Poor performance with OpenGL Renderer on Apple M1 machines

With the OpenGL Renderer in particular or just generally?

The OpenGL renderer in an app that I’m working on has become extremely slow since JUCE 6.1.0. The demo runner runs fine.

Got it. Will test with JUCE 6.0.8 to see if it makes any difference for us.

Okay, I can confirm that there has been a significant worsening of OpenGL performance between JUCE 6.0.8 (545e9f353) and 6.1.2 (d49d20397). Thanks for the tip @jellebakker!

Across 4 different M1 machines, on average, the framerates went down by 54% while CPU usage went up 58% for two different tests in the DemoRunner. Full results here.
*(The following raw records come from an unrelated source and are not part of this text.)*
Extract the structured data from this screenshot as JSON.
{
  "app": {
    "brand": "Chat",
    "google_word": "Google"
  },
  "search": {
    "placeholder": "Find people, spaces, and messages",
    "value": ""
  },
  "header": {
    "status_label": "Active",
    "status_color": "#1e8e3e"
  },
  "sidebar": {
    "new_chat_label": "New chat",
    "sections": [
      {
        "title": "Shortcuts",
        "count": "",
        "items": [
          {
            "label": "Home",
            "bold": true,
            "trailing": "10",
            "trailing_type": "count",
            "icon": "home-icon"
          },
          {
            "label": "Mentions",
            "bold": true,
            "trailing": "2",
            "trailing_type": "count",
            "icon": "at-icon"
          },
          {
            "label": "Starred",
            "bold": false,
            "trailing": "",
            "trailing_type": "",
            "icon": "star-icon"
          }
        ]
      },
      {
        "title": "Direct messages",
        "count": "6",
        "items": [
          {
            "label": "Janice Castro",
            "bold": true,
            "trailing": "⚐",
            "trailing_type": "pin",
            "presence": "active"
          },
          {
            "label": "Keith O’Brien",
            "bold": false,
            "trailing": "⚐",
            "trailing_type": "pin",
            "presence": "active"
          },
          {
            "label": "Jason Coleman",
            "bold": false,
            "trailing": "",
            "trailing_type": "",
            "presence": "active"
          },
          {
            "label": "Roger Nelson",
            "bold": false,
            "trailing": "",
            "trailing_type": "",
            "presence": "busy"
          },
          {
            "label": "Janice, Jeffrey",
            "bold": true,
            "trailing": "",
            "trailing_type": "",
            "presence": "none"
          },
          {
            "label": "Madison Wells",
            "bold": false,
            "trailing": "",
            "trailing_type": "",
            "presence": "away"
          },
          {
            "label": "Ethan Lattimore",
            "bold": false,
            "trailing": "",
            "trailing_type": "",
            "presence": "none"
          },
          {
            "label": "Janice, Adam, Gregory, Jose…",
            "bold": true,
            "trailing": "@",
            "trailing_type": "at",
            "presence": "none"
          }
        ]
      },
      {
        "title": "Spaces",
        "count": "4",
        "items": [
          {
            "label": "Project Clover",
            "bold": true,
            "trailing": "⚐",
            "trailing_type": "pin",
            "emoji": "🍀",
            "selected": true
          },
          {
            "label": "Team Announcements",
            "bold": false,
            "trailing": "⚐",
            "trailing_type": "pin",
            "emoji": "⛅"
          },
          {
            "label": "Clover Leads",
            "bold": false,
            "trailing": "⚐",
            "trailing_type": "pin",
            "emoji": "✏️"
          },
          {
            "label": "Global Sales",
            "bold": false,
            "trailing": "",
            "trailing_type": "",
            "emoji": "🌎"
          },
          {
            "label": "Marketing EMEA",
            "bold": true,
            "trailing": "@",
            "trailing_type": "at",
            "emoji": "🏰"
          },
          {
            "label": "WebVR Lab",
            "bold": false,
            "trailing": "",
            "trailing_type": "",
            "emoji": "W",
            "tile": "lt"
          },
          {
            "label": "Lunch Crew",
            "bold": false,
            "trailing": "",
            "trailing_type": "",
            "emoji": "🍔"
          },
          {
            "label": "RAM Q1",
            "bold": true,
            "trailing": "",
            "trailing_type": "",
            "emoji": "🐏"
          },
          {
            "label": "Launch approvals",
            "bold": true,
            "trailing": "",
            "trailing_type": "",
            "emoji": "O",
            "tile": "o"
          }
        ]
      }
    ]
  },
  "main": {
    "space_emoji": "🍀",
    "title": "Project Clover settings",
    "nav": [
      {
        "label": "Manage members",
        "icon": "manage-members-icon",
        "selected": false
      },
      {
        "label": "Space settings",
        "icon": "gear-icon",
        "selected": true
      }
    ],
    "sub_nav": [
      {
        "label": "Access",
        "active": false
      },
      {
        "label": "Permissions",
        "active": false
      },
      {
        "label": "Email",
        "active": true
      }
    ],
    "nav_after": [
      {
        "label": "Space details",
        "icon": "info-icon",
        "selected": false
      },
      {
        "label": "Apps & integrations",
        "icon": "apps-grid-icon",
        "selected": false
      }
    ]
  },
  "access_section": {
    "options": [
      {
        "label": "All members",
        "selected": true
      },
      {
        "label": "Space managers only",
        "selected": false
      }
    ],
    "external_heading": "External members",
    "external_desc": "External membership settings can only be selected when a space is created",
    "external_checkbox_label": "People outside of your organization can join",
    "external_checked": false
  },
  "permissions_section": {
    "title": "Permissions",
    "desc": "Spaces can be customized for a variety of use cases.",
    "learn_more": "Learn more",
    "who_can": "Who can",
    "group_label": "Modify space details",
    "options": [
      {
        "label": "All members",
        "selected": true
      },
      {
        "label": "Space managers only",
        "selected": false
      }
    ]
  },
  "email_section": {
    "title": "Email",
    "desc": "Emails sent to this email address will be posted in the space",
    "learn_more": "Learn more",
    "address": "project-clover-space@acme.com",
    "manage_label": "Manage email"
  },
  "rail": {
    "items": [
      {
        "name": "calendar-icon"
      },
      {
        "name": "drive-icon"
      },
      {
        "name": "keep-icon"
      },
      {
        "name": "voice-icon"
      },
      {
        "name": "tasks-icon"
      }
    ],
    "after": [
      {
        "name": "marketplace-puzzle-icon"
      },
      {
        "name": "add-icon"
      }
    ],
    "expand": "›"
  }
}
For JUCE 6.1.2, none of the M1 machines could achieve 60 fps for the GraphicsDemo using the OpenGL Renderer. Even before JUCE 6.1.2, the framerates on M1 were not great, but now they are essentially unworkable for anything close to “smooth” animations, all while basically saturating the CPU & GPU.

2 Likes

Looks like one of the offending commits is:

See our comment here: Thread: Avoid setting realtime priority on Thread instances by defau… · juce-framework/JUCE@802f33b · GitHub

Setting the priority of the OpenGL ThreadPool to something high seems to improve things.

4 Likes

Thanks for reporting. I’ve added a commit bumping the priority of the OpenGL thread here, which seems to improve performance on my machine:

3 Likes

Hello.
Even with the last commit, I’m having trouble with our plugin dropping frames on M1 Max and macOS 12.0.1. Using Instruments profiler, under Rosetta (and my last Intel Mac), the OpenGL render thread executes with high priority and at 60 fps. With native M1, it appears that the render thread spends time on both efficiency and performance cores. While on an E core it’s often preempted by higher priority tasks such as hardware events and the render thread may not complete in time. I tried setting the render thread to priority 10 (instead of 9 as in the above commit) but this didn’t help much. In Rosetta mode, it’s always running on a performance core and isn’t interrupted by anything significant.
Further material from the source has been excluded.